Golf course in Derbyshire, England

Cavendish Golf Club in Buxton, Derbyshire, opened in 1925 and was designed by Alister MacKenzie. The course is 5721 yards long with a par of 68. It is consistently voted as one of the top 100 golf courses in England.

In 1923, Victor Cavendish, 9th Duke of Devonshire, commissioned Dr Alister MacKenzie to create and build an 18-hole golf course on moorland owned by the Devonshire estate in Buxton. The course was open to men and women from its opening in 1925. The Cavendish was one of MacKenzie's last UK course designs. He went on to design courses in Australasia, South America and the USA, including the world-famous Augusta National golf course, which opened in 1932 and hosts The Masters annual major golf championship. The Cavendish course was bought by the members from the 11th Duke of Devonshire in 1955. Although the course is under 6,000 yards long, the design of the sloping greens is acknowledged as its main challenge. The course record of 61 is 7 under par.

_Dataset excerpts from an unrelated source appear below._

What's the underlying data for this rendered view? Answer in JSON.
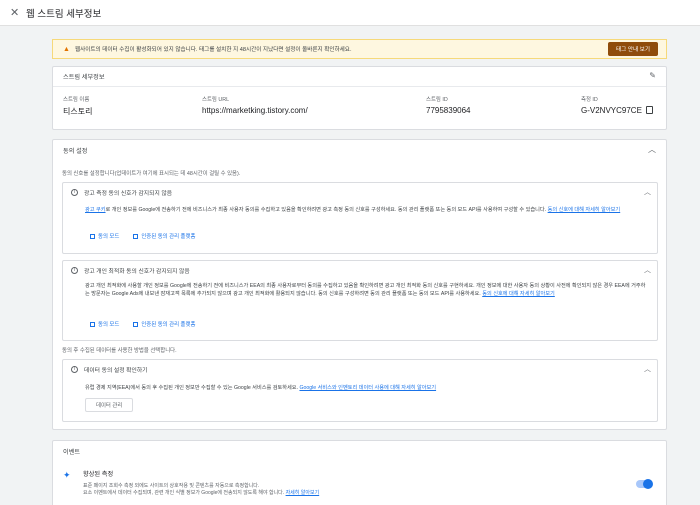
{
  "header": {
    "close_label": "✕",
    "title": "웹 스트림 세부정보"
  },
  "banner": {
    "text": "웹사이트의 데이터 수집이 활성화되어 있지 않습니다. 태그를 설치한 지 48시간이 지났다면 설정이 올바른지 확인하세요.",
    "button": "태그 안내 보기"
  },
  "stream": {
    "heading": "스트림 세부정보",
    "name_label": "스트림 이름",
    "name": "티스토리",
    "url_label": "스트림 URL",
    "url": "https://marketking.tistory.com/",
    "id_label": "스트림 ID",
    "id": "7795839064",
    "mid_label": "측정 ID",
    "mid": "G-V2NVYC97CE"
  },
  "consent": {
    "heading": "동의 설정",
    "intro": "동의 신호를 설정합니다(업데이트가 여기에 표시되는 데 48시간이 걸릴 수 있음).",
    "ads": {
      "title": "광고 측정 동의 신호가 감지되지 않음",
      "body_link": "광고 쿠키",
      "body": "로 개인 정보를 Google에 전송하기 전에 비즈니스가 최종 사용자 동의를 수집하고 있음을 확인하려면 광고 측정 동의 신호를 구성하세요. 동의 관리 플랫폼 또는 동의 모드 API를 사용하여 구성할 수 있습니다.",
      "more_link": "동의 신호에 대해 자세히 알아보기",
      "link1": "동의 모드",
      "link2": "인증된 동의 관리 플랫폼"
    },
    "personal": {
      "title": "광고 개인 최적화 동의 신호가 감지되지 않음",
      "body": "광고 개인 최적화에 사용할 개인 정보를 Google에 전송하기 전에 비즈니스가 EEA의 최종 사용자로부터 동의를 수집하고 있음을 확인하려면 광고 개인 최적화 동의 신호를 구현하세요. 개인 정보에 대한 사용자 동의 상황이 사전에 확인되지 않은 경우 EEA에 거주하는 방문자는 Google Ads에 내보낸 잠재고객 목록에 추가되지 않으며 광고 개인 최적화에 활용되지 않습니다. 동의 신호를 구성하려면 동의 관리 플랫폼 또는 동의 모드 API를 사용하세요.",
      "more_link": "동의 신호에 대해 자세히 알아보기",
      "link1": "동의 모드",
      "link2": "인증된 동의 관리 플랫폼"
    },
    "usage_intro": "동의 후 수집된 데이터를 사용한 방법을 선택합니다.",
    "data": {
      "title": "데이터 동의 설정 확인하기",
      "body": "유럽 경제 지역(EEA)에서 동의 후 수집된 개인 정보만 수집할 수 있는 Google 서비스를 검토하세요.",
      "link": "Google 서비스와 인벤토리 데이터 사용에 대해 자세히 알아보기",
      "button": "데이터 관리"
    }
  },
  "events": {
    "heading": "이벤트",
    "enhanced_title": "향상된 측정",
    "enhanced_desc1": "표준 페이지 조회수 측정 외에도 사이트의 상호작용 및 콘텐츠를 자동으로 측정합니다.",
    "enhanced_desc2": "요소 이벤트에서 데이터 수집되며, 관련 개인 식별 정보가 Google에 전송되지 않도록 해야 합니다.",
    "enhanced_link": "자세히 알아보기",
    "toggle_on": true
  },
  "colors": {
    "accent": "#1a73e8",
    "warning": "#e37400",
    "banner_button": "#8f4c0b"
  }
}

In the 1990s, many native deciduous trees were planted around the course, funded by grants from the Forestry Commission.

Buxton and High Peak Golf Club was the first golf course in Buxton, founded in 1886 on Fairfield Common. In 1899, the Ladies Golf Club's nine hole course was set out on Temple Meads (which was developed as a housing estate in the 1960s). After the First World War, Canadian troops based in Buxton created a toboggan run across what would later be the first three fairways of the Cavendish course. The toboggan run is still marked on the OS Explorer Map OL24. The Peak District Boundary Walk runs across the golf course.